LSDE 2021 - Large Scale Data Engineering

2015 · 2015-2016 · 2016 · 2017 · 2018 · 2019 · 2020 · 2021 · VU Canvas

LSDE: Large Scale Data Engineering 2021

Practical Information

Getting a Virtual Machine

We provide ready-made Linux virtual machines (VMs). On x86-based systems, use the VirtualBox system and the ldbc-vm.ova image (link removed). Once downloaded, this machine can be imported into VirtualBox and started. On systems with the Apple M1 chip, use the UTM virtualization app and the image in lsde-m1.zip (link removed).
The settings with 1GB RAM and 1 core are for assignments 1a and 1b. For assignment 1c, please modify the memory size to 3.5GB and the amount of cores to 2+ (in VirtualBox, go to Settings/Instellingen => System/Systeem => set 3584MB there, and 2+ CPUs on the Processor tab; in UTM, edit the machine's settings). The VM contains the sample datasets in the folder /opt/lsde and the required dependencies (gcc, Spark, etc.). To login, use the username "ubuntu" and the password "ubuntu".
In order to connect to the VM, either get the IP address of the machine and run ssh ubuntu@A.B.C.D or set up a port forwarding rule from the internal IP address of the machine and the SSH port (e.g. 10.0.2.15:22) to the host machine (localhost:2224) and run ssh -p 2224 ubuntu@localhost. The equivalent of ssh in Windows is using putty and saving the session.
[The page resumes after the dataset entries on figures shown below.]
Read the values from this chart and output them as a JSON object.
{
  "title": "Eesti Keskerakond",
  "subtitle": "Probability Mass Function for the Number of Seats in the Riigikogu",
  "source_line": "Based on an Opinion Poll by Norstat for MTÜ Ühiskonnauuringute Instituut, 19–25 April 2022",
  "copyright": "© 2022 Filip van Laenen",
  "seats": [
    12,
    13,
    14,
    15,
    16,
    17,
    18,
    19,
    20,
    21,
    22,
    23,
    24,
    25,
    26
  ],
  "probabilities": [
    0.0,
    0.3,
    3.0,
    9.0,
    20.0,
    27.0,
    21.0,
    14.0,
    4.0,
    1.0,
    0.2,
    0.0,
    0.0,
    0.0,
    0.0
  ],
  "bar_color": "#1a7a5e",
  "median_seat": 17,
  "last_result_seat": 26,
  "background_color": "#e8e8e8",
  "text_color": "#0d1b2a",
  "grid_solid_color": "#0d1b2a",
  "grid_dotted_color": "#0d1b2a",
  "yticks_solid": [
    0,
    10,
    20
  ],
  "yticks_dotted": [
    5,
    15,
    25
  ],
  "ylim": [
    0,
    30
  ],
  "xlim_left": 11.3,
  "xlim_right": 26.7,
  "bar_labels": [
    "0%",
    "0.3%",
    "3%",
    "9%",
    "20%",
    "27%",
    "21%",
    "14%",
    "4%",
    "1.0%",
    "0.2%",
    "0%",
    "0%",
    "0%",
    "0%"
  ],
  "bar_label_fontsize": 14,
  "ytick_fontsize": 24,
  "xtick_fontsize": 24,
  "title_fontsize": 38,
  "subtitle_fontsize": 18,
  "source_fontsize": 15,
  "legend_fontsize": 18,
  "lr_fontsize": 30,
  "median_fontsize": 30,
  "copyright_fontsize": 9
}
The virtual machines contain the data sets in binary format but they are also available separately: SF100, SF3000.

Those using Amazon in assignments 1a and 1b should register for the free tier (credit card info required, but all this should cost $0), then in the management console go to EC2, and launch a "Community AMI" instance. Searching for "lsde" in the Ohio data-center (click top-right menu bar to switch data-center) you will find the lsde2021 image, which can be launched on a "micro instance" for free. Doing so, you will need to create an ssh key pair, and launch the instance. When it is running, you note down the IP address and SSH into it using username "ubuntu" and passing your key : e.g. ssh -i mykey.pem ubuntu@1.2.3.4 in a Linux or Mac OS X terminal, or a Windows putty client (in that case you need to first use the puttygen utility to convert the PEM key from amazon into a Putty Private Key file. That key file you should include under the 'ssh' tab and its 'Auth' subtab in the putty connection setup window).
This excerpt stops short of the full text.